Baxter Credit Union does it best not to let a potential loan slip away.
At a time when the industry's average loan-to-deposits ratio is 60%, with a 1.1% delinquency rate, the Deerfield, Ill.-based institution is 88% loaned out and has a 0.2% delinquency rate.
And Baxter does it while singing.
That is, every Monday morning employees join together to sing a pep song.
"We sing it every Monday morning. when it's hard for people to be in a good mood," said A. Rex Johnson, president of the $290 million insitution.
But the chief ingredient in Baxter's recipe for success since it was founded 12 years ago is aggressively taking advantage of every loan possibility for which a customer qualifies, said vice president of business development Michael Valentine.
"The whole organization has a culture that loans are the most important business a credit union does," he said.
Cross-selling is an example of this aggressiveness. When a customer asks for a car loan, or even inquires about rates, the sales representative calls up the customer's credit report.
If a qualified customer has a credit card with a different institution, the salesperson will ask if he would like to buy out that account with a Baxter credit card.
And if the customer qualifies for a larger loan, the salesperson informs him of that. "When someone qualifies for a loan we give as much as we can," Mr. Johnson said.
Mr. Johnson, who does consulting work for credit unions, said other institutions frequently miss this opportunity.
"Our environment has become one of order filling, like McDonald's."
And if cross-selling doesn't work the first time, employees of Baxter's marketing department make follow-up calls pushing the credit union's products. And come noon, the "Lunch Bunch" call people who have closed accounts with the credit union.
All loan decisions are made by top management, who take turns working the floor. Around the credit union they're called "The Assault Team," a moniker coined by Mr. Johnson, who "sees himself as a mini-Rambo," Mr. Valentine said.
Despite the playfulness, the mission behind management's hands-on approach is serious.
"We're the biggest cheerleaders for our staff," Mr. Johnson said. "When the president and vice presidents are involved in lending, the rest of the staff thinks, |That [making loans] must be important.' It's a visible commitment, not an oral commitment, which is a world of difference."
Baxter also makes the kind of commitment that shows up in the employees' wallets by paying commissions for sales.
"Sales representatives - strictly working on phones - average $900 a month plus salary," Mr. Valentine said. "We're not afraid to pay for performance."
When making loan decisions, the Assault Team doesn't adhere to the orthodoxy of debt-to-income ratios. worksheets, and credit scoring guides.
"We basically look at the three C's: the credit application, the credit bureau report, and character. We ask, Can this person carry a loan?" Mr. Valentine said. "We try not to focus on one or two things, but look at the whole picture. It's really a judgment call."
"A debt ratio is a good tool, but that's all it is: a tool. It shouldn't be set in stone."
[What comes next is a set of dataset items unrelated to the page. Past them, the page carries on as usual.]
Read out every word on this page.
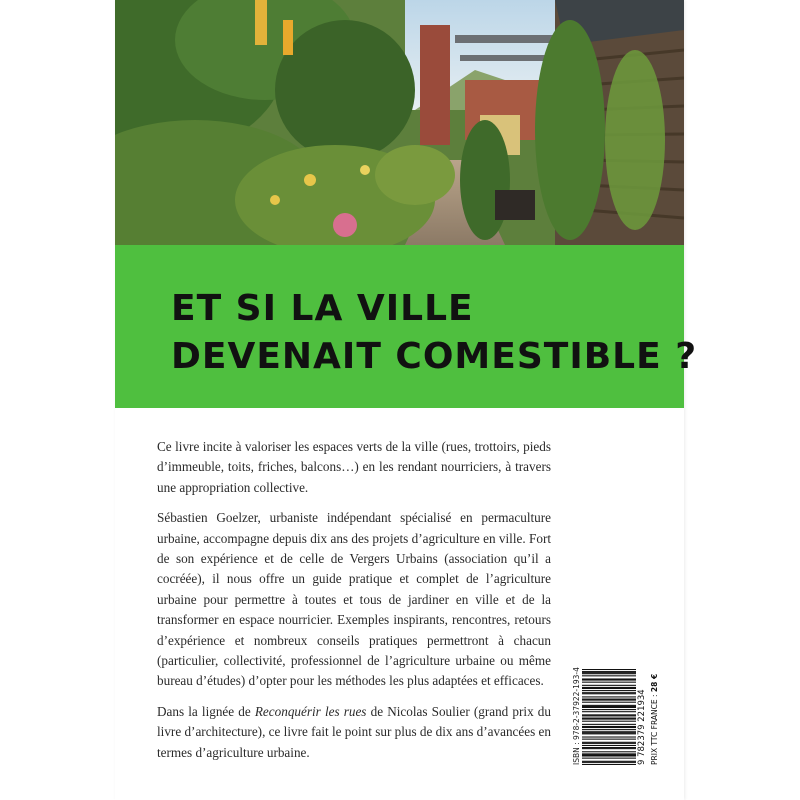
ET SI LA VILLE
DEVENAIT COMESTIBLE ?

Ce livre incite à valoriser les espaces verts de la ville (rues, trottoirs, pieds d’immeuble, toits, friches, balcons…) en les rendant nourriciers, à travers une appropriation collective.

Sébastien Goelzer, urbaniste indépendant spécialisé en permaculture urbaine, accompagne depuis dix ans des projets d’agriculture en ville. Fort de son expérience et de celle de Vergers Urbains (association qu’il a cocréée), il nous offre un guide pratique et complet de l’agriculture urbaine pour permettre à toutes et tous de jardiner en ville et de la transformer en espace nourricier. Exemples inspirants, rencontres, retours d’expérience et nombreux conseils pratiques permettront à chacun (particulier, collectivité, professionnel de l’agriculture urbaine ou même bureau d’études) d’opter pour les méthodes les plus adaptées et efficaces.

Dans la lignée de Reconquérir les rues de Nicolas Soulier (grand prix du livre d’architecture), ce livre fait le point sur plus de dix ans d’avancées en termes d’agriculture urbaine.	ISBN : 978-2-37922-193-4	9 782379 221934 PRIX TTC FRANCE : 28 €
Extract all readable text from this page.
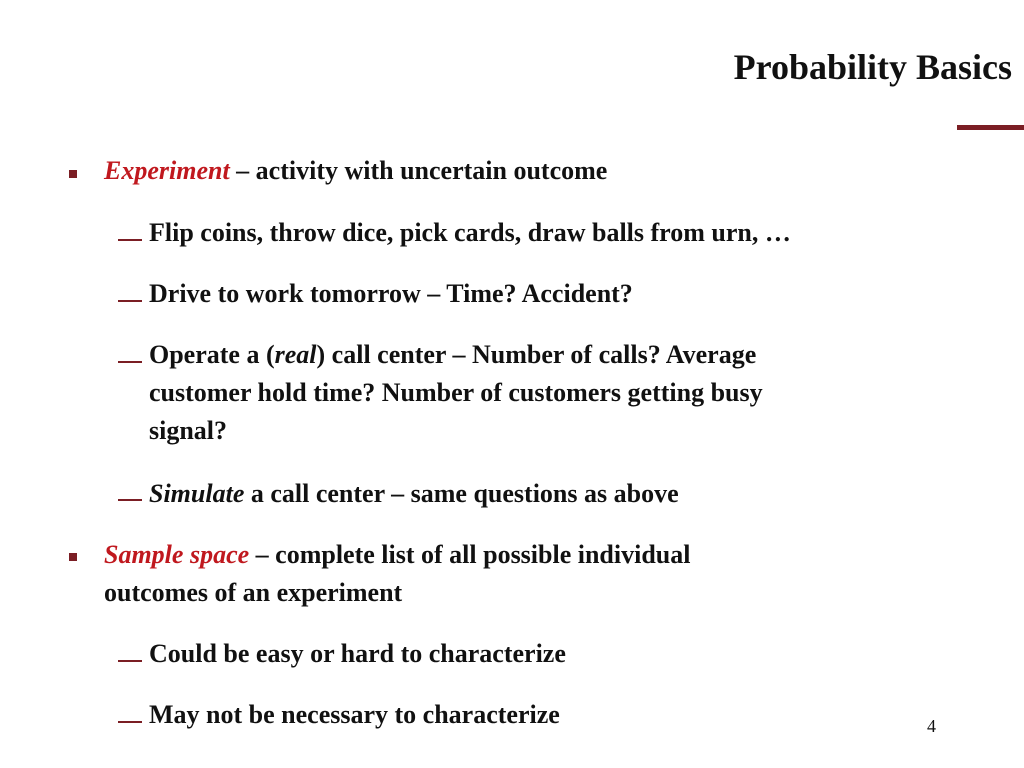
Probability Basics
Experiment – activity with uncertain outcome
Flip coins, throw dice, pick cards, draw balls from urn, …
Drive to work tomorrow – Time? Accident?
Operate a (real) call center – Number of calls? Average
customer hold time? Number of customers getting busy
signal?
Simulate a call center – same questions as above
Sample space – complete list of all possible individual
outcomes of an experiment
Could be easy or hard to characterize
May not be necessary to characterize	4
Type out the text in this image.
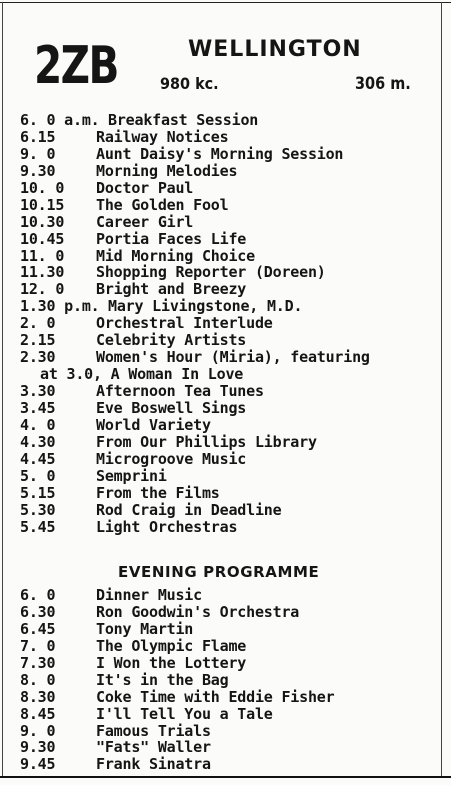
2ZB	WELLINGTON
980 kc.	306 m.
6. 0 a.m. Breakfast Session
6.15	Railway Notices
9. 0	Aunt Daisy's Morning Session
9.30	Morning Melodies
10. 0 Doctor Paul
10.15 The Golden Fool
10.30 Career Girl
10.45 Portia Faces Life
11. 0 Mid Morning Choice
11.30 Shopping Reporter (Doreen)
12. 0 Bright and Breezy
1.30 p.m. Mary Livingstone, M.D.
2. 0	Orchestral Interlude
2.15	Celebrity Artists
2.30	Women's Hour (Miria), featuring
at 3.0, A Woman In Love
3.30	Afternoon Tea Tunes
3.45	Eve Boswell Sings
4. 0	World Variety
4.30	From Our Phillips Library
4.45	Microgroove Music
5. 0	Semprini
5.15	From the Films
5.30	Rod Craig in Deadline
5.45	Light Orchestras
EVENING PROGRAMME
6. 0	Dinner Music
6.30	Ron Goodwin's Orchestra
6.45	Tony Martin
7. 0	The Olympic Flame
7.30	I Won the Lottery
8. 0	It's in the Bag
8.30	Coke Time with Eddie Fisher
8.45	I'll Tell You a Tale
9. 0	Famous Trials
9.30	"Fats" Waller
9.45	Frank Sinatra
The state regulator said this approach is fine. Baxter, which serves employees of Baxter Health Care and CareMart in California, Florida, Illinois, North Carolina, and Puerto Rico, is state chartered and is insured by the Dublin, Ohio-based American Share Insurance Corp., a private insurer.
"Baxter's philosophy is to evaluate [whether to make a loan] according to intent to pay," said Bruce Garrett, assistant supervisor of the Credit Union Division of the Department of Financial Institutions. "Their history, of loan loss is minimal and their record over the years has been excellent."
Baxter's collection department is as vigilant as its salespeople. Phone calls are made "almost immediately" after a missed payment, and employees are paid an incentive for trimming delinquency rates.
Emphasis on Auto Loans
Baxter's current loan portfolio totals $232.4 million. Auto loans represent $112.7 million, or 48.4%. The remainder is made up of consumer loans, $19.6 million; home equity loans, $57.9 million; and credit cards, $42.2 million.
Auto loans are preferred over other types because they offer higher returns than signature loans and are more fully secured, Mr. Valentine said. And besides being less risky than home equity loans, they are easier to approve and service.
The average turnaround time on a car loan is eight minutes, and for a home equity it's two to three weeks, Mr. Valentine said.
Risk of default is the main reason why Baxter hasn't gone into first mortgages. Instead, it processes applications and collects fees from three mortgage companies that fund them.
Deals with Dealers
Baxter customers can get preapprovals for car loans that are good for 90 days, and they are referred to "preferred dealers." In exchange for the business, the dealers forfeit financing the car and offer a price only slightly higher than invoice.
Despite recent controversy over point of purchase lending. Mr. Garrett said he has received no complaints about Baxter's practices from either banks or credit unions.
Mr. Johnson, who calls himself a "credit union president and salesman," makes no apologies for running his credit union differently than most.
"People have to work according to what works for them," he said. "And we try to have fun."
John Bailey, vice president of finance, agreed. He admitted that the pep song is true, but he added. "It beats complaining about coming into work on a Monday."